The Rockaway Theatre Company (RTC) was two weeks away from its production of “Joseph and the Amazing Technicolor Dreamcoat” when Sandy devastated the peninsula.
RTC’s home, the Post Theatre in Fort Tilden, was destroyed, and the troupe has still not been able to get back in to start repairs.
The facility, rehabilitated only 15 years ago, now needs a new roof. The stage may have to be replaced. The entire building also requires a significant amount of mold remediation. Props and sets for the production were washed away.
In short, production, and the company’s entire season, was shut down indefinitely.
Enter Our Lady of Grace in Howard Beach.
Also damaged by flooding, the parish has become a temporary home for the theatre company, and organizers say the show will go on, with a downsized production and later start date.
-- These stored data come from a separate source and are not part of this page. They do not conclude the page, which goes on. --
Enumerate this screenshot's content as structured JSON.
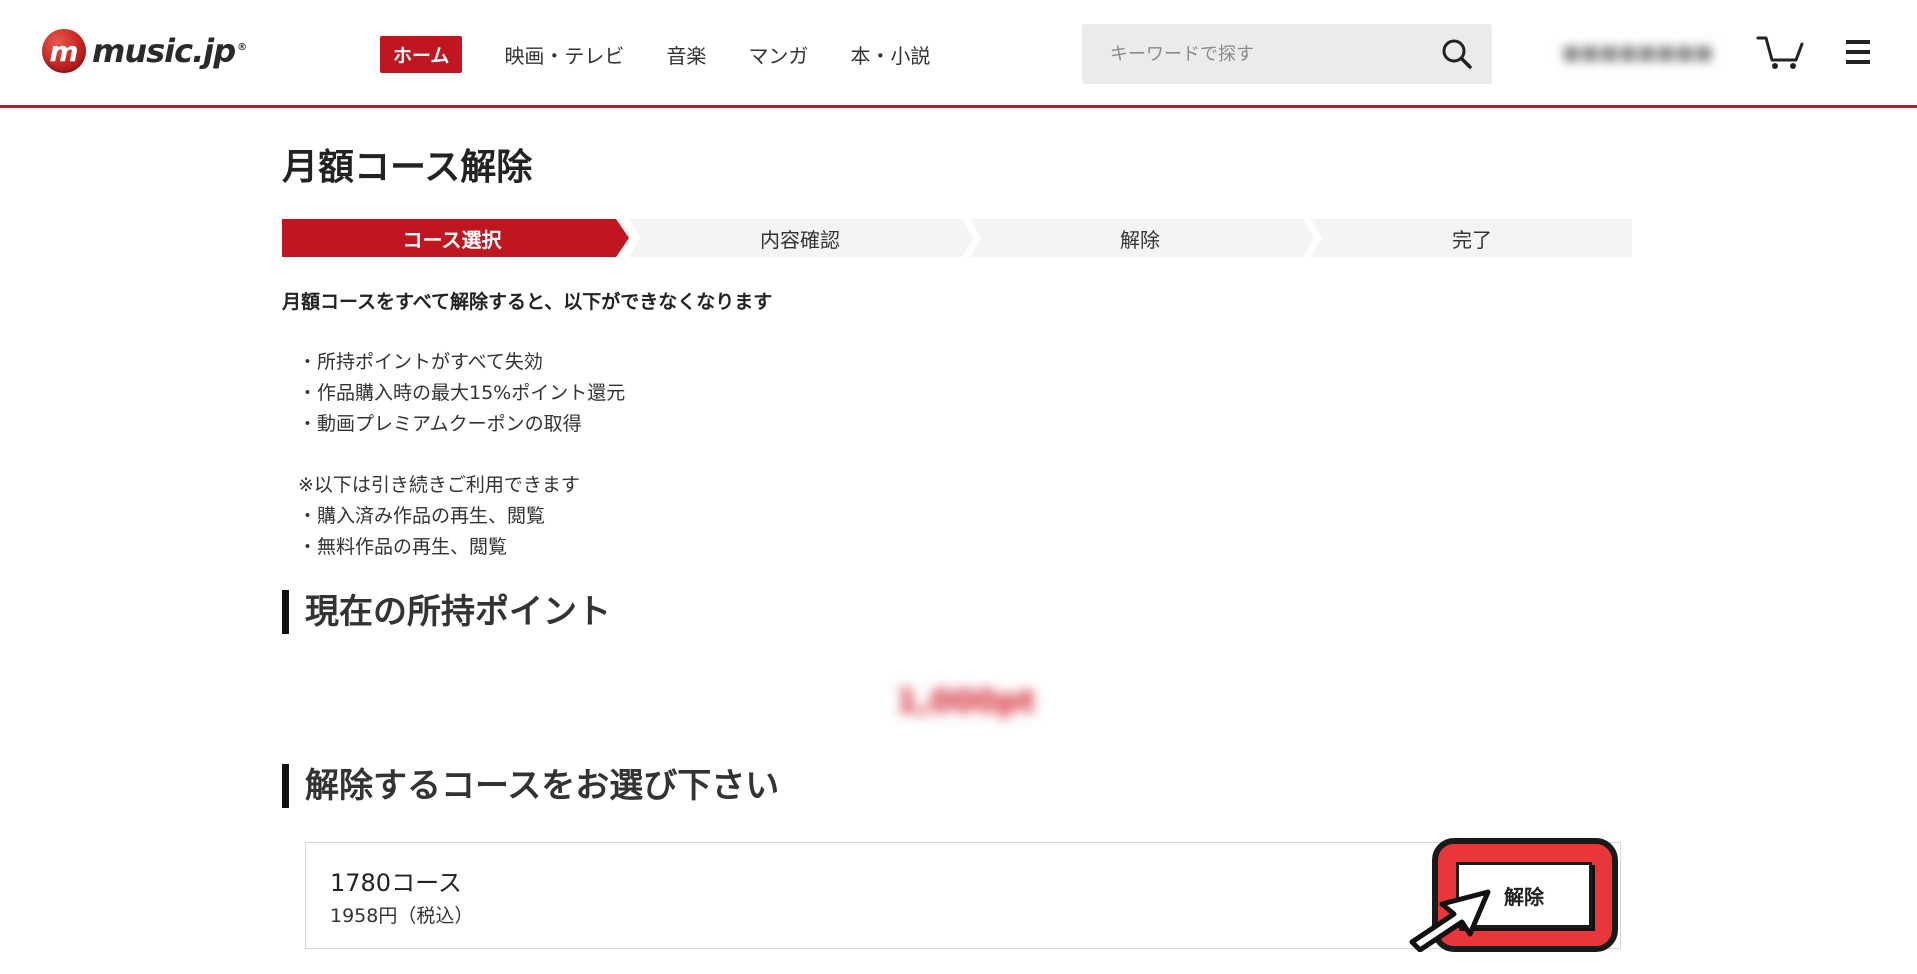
{
  "header": {
    "logo_mark": "m",
    "logo_text": "music.jp",
    "logo_reg": "®",
    "nav": [
      {
        "label": "ホーム",
        "active": true
      },
      {
        "label": "映画・テレビ",
        "active": false
      },
      {
        "label": "音楽",
        "active": false
      },
      {
        "label": "マンガ",
        "active": false
      },
      {
        "label": "本・小説",
        "active": false
      }
    ],
    "search_placeholder": "キーワードで探す",
    "icons": [
      "search-icon",
      "cart-icon",
      "hamburger-menu-icon"
    ]
  },
  "main": {
    "title": "月額コース解除",
    "steps": [
      {
        "label": "コース選択",
        "active": true
      },
      {
        "label": "内容確認",
        "active": false
      },
      {
        "label": "解除",
        "active": false
      },
      {
        "label": "完了",
        "active": false
      }
    ],
    "intro": "月額コースをすべて解除すると、以下ができなくなります",
    "lost_items": [
      "・所持ポイントがすべて失効",
      "・作品購入時の最大15%ポイント還元",
      "・動画プレミアムクーポンの取得"
    ],
    "note_head": "※以下は引き続きご利用できます",
    "kept_items": [
      "・購入済み作品の再生、閲覧",
      "・無料作品の再生、閲覧"
    ],
    "points_heading": "現在の所持ポイント",
    "courses_heading": "解除するコースをお選び下さい",
    "course": {
      "name": "1780コース",
      "price": "1958円（税込）",
      "cancel_label": "解除"
    }
  },
  "colors": {
    "brand_red": "#c0161f",
    "header_border": "#a8232b",
    "highlight_red": "#e8363a",
    "step_inactive": "#f4f4f4"
  }
}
“We’re losing our minds,” said Susan Jasper, production manager for the Rockaway Theatre Company. “But we’re coming up with interesting, unique ideas for making this work, and hopefully it’s going to work.”
The parish had been trying to revive a theatre group of its own, which disbanded about 10 years ago. When the school’s music teacher spoke with the Rockaway company’s musical director, a match was made and the parish extended an invitation for the company to move its production north to Howard Beach.
That was only two weeks ago, and Jasper says thing have taken off since then as producers face a tight deadline. As they recast for some roles, existing cast members have gotten back to rehearsals with just more than a month before the curtain rises.
Jasper and the rest of the crew now face the task of reducing the show from that of a full-size theater to a comparatively smaller venue, which does not have the needed wing size for a large cast. Props and sets will have to be rebuilt on a smaller scale as well.
Because so many people were displaced by the storm, Jasper said much of the cast had either been preoccupied by rebuilding, or had committed to other projects. Producers will recast new actors for some parts, and hold auditions for Our Lady of Grace students for the large children’s choir attached to the show.
“Joseph and the Technicolor Dreamcoat” will run the first two weekends of March. If the production is a success, she said, the RTC will bring the show to St. Francis de Sales in Rockaway.
Revenue from the production, normally used to help upgrade the Fort Tilden theater, will also go to helping Our Lady of Grace rebuild, Jasper said.
Gateway National Park has yet to tell the RTC when it can begin rebuilding the theater they inherited a decade-and-a-half ago.
Jasper said the little league that plays in Fort Tilden will be allowed back in this spring, and hopes the company will be allowed back in around the same time.